Fig. 5. Cell-centered networks vary by neuronal class and sensitivity to arousal.

a, Schematic of experimental timeline and setup, including whisker tracking videography. Image shows example facial videography frame overlaid with whisker motion energy heat map. Warmer colors indicate higher mean pixel motion energy. b, Mean two-photon image from data acquired during dual-imaging showing GCaMP6s expression in tdTomato-positive (VIP-INs, examples circled in red) and -negative (presumptive pyramidal neurons, examples circled in white) cells. Scale bar is 20 μm.
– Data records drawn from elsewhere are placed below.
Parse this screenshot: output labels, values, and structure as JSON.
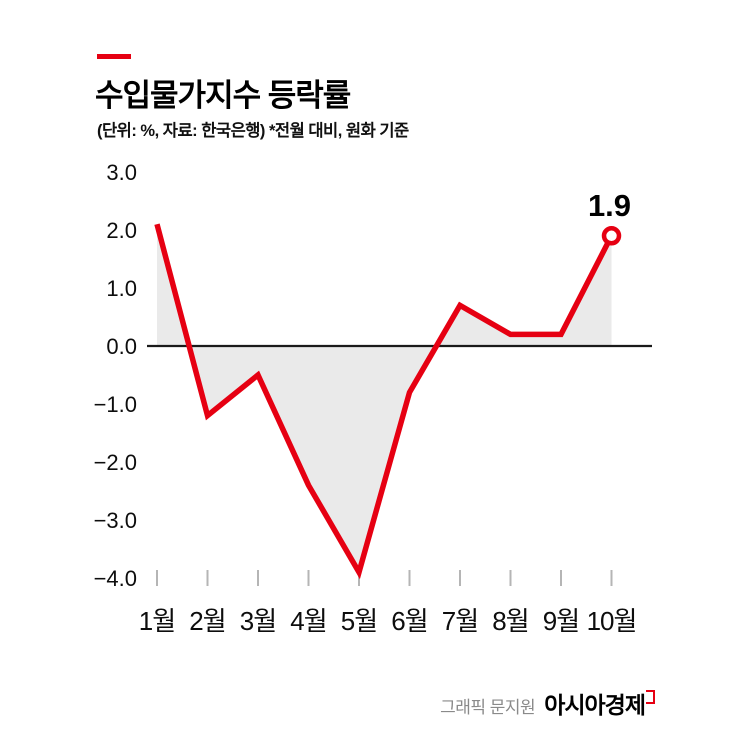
{
  "accent_color": "#e60012",
  "header": {
    "title": "수입물가지수 등락률",
    "subtitle": "(단위: %, 자료: 한국은행)  *전월 대비, 원화 기준"
  },
  "chart_data": {
    "type": "line",
    "title": "수입물가지수 등락률",
    "categories": [
      "1월",
      "2월",
      "3월",
      "4월",
      "5월",
      "6월",
      "7월",
      "8월",
      "9월",
      "10월"
    ],
    "values": [
      2.1,
      -1.2,
      -0.5,
      -2.4,
      -3.9,
      -0.8,
      0.7,
      0.2,
      0.2,
      1.9
    ],
    "last_value_label": "1.9",
    "ylim": [
      -4.0,
      3.0
    ],
    "yticks": [
      3.0,
      2.0,
      1.0,
      0.0,
      -1.0,
      -2.0,
      -3.0,
      -4.0
    ],
    "ytick_labels": [
      "3.0",
      "2.0",
      "1.0",
      "0.0",
      "−1.0",
      "−2.0",
      "−3.0",
      "−4.0"
    ],
    "xlabel": "",
    "ylabel": "",
    "grid": false,
    "zero_line": true,
    "line_color": "#e60012",
    "area_color": "#eaeaea",
    "zero_line_color": "#1a1a1a",
    "tick_color": "#b5b5b5",
    "legend": "none"
  },
  "footer": {
    "credit": "그래픽 문지원",
    "brand": "아시아경제"
  }
}
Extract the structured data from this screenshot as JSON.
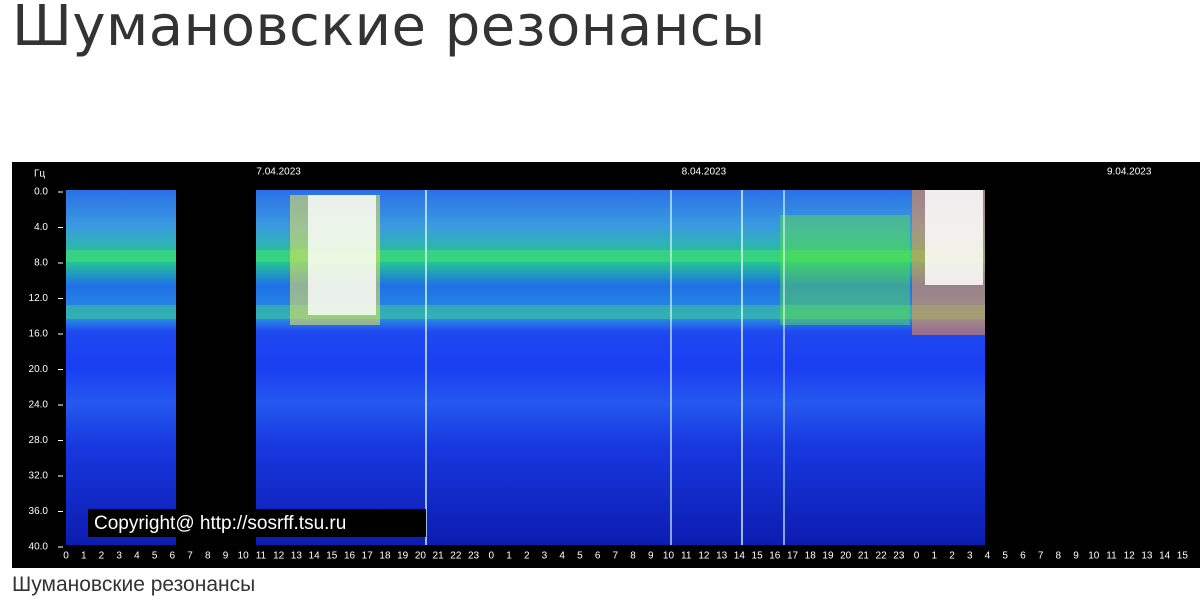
{
  "header": {
    "title": "Шумановские резонансы"
  },
  "figure": {
    "y_unit": "Гц",
    "dates": [
      "7.04.2023",
      "8.04.2023",
      "9.04.2023"
    ],
    "y_labels": [
      "0.0",
      "4.0",
      "8.0",
      "12.0",
      "16.0",
      "20.0",
      "24.0",
      "28.0",
      "32.0",
      "36.0",
      "40.0"
    ],
    "x_labels": [
      "0",
      "1",
      "2",
      "3",
      "4",
      "5",
      "6",
      "7",
      "8",
      "9",
      "10",
      "11",
      "12",
      "13",
      "14",
      "15",
      "16",
      "17",
      "18",
      "19",
      "20",
      "21",
      "22",
      "23",
      "0",
      "1",
      "2",
      "3",
      "4",
      "5",
      "6",
      "7",
      "8",
      "9",
      "10",
      "11",
      "12",
      "13",
      "14",
      "15",
      "16",
      "17",
      "18",
      "19",
      "20",
      "21",
      "22",
      "23",
      "0",
      "1",
      "2",
      "3",
      "4",
      "5",
      "6",
      "7",
      "8",
      "9",
      "10",
      "11",
      "12",
      "13",
      "14",
      "15"
    ],
    "copyright": "Copyright@ http://sosrff.tsu.ru",
    "caption": "Шумановские резонансы"
  }
}
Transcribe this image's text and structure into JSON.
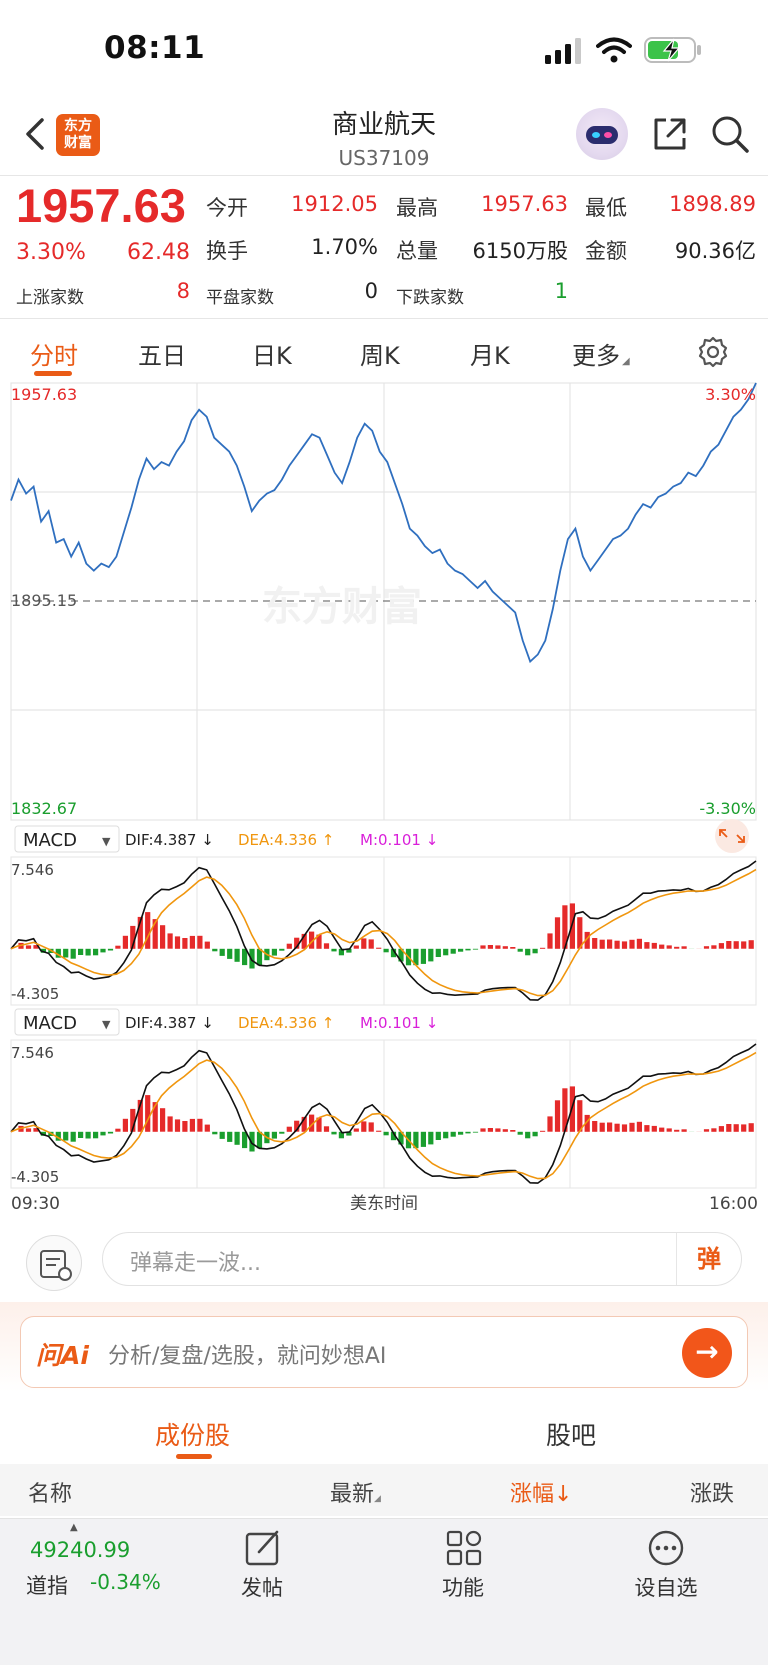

Image is representative of 15 fields-of-view across 4 mice. c, ΔF/F traces from VIP cells (red) and putative pyramidal cells (black) aligned with whisker motion energy (purple). Pearson’s correlation of ΔF/F with whisking is listed above each trace, with asterisks indicating significant values (p < 0.01, shuffle test, 1000 shuffles). d, Relative numbers of VIP-INs and pyramidal cells that are positively-, negatively-, or not significantly (ns) correlated with whisking (p < 0.01, shuffle test). e, Activity index calculated from all significance maps for all cells recorded in a single animal. Cells are clustered into six groups. Columns to the right indicate cell type (red indicates VIP-IN, black indicates pyramidal cell) and whether cells are correlated with whisking (colors as in d). f, Averages of the six clusters in (e) with parcels colored by their activity index. g, Fractional distribution of cells into each cluster, separated by type or modulation by whisking.